Even if the US regime were to intervene against Assad, Putin & Co., what would they do? There is not the slightest chance that they would support the opponents of the neoliberal economic attacks on the workers and peasants in Syria. Given that capitalism has proven that it cannot provide any real future in that entire region, there is no chance that US capitalism would support any truly popular mass force. They never have anywhere else and will not in the future. Given the long, long history of US capitalist support for the racist State of Israel, its long history of intervention on the side of capitalist oppressors around the world, its pushing neoliberal economic policies at home, how can US capitalism possibly have anything positive to offer the Syrian masses?

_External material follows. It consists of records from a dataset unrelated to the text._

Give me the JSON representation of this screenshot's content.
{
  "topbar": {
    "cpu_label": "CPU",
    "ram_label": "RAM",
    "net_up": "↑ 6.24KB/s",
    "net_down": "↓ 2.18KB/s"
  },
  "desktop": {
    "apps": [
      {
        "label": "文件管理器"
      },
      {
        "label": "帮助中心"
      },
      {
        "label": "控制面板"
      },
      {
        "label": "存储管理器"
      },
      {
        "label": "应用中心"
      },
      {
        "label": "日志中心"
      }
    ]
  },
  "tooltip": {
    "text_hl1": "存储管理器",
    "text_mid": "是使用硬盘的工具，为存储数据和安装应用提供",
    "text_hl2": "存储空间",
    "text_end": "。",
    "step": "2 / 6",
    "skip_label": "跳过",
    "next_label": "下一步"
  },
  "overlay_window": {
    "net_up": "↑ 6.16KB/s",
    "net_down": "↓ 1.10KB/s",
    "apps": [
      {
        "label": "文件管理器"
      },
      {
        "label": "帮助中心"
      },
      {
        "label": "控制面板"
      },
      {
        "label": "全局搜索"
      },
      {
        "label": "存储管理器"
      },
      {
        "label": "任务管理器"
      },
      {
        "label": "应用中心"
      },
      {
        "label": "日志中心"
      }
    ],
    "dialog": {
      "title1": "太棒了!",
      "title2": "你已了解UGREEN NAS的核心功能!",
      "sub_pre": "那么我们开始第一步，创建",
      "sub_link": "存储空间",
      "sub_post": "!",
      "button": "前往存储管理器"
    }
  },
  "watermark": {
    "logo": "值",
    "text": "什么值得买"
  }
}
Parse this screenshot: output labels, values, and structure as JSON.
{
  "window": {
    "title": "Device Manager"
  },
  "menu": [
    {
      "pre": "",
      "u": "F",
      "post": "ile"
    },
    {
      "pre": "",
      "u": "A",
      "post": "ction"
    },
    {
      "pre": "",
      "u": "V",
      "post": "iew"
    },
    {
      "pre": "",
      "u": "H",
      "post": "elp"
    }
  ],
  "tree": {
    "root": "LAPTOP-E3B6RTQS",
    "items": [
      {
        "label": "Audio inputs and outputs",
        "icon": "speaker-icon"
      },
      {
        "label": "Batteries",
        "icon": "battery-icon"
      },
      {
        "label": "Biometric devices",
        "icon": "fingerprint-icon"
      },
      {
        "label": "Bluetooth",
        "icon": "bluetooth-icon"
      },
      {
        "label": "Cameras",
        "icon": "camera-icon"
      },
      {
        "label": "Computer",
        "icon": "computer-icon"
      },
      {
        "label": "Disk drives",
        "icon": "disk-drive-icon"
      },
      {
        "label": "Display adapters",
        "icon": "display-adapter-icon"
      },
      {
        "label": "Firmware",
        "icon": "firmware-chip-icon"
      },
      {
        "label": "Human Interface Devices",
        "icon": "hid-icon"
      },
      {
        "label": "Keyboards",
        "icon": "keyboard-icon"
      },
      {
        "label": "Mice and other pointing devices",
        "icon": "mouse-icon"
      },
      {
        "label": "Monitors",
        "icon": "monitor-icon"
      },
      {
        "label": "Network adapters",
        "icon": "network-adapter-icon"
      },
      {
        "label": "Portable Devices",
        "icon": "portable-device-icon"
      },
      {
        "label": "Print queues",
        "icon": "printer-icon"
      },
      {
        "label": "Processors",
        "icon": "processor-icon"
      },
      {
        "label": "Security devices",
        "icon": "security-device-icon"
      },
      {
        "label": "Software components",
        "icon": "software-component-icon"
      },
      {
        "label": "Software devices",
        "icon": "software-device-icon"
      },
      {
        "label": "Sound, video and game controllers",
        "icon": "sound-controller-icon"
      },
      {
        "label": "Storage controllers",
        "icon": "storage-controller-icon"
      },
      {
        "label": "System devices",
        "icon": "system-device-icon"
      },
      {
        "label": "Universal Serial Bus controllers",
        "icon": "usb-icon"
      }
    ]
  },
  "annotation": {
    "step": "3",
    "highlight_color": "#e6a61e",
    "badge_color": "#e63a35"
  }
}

And while the idea that the US intentionally helped the Islamic State to organize is false, there is a certain history here: The US capitalist class did help al Qaeda when they were fighting against the Soviet Union in Afghanistan. They did that because they saw the greater threat of an anti-capitalist force (even though the Soviet Union was not truly socialist). This stands as a warning: If a mass working class movement were to develop again in Syria and elsewhere in the Muslim world, US capitalism would not hesitate to once again directly back Islamic fundamentalists like the Islamic State in order to counter such a movement.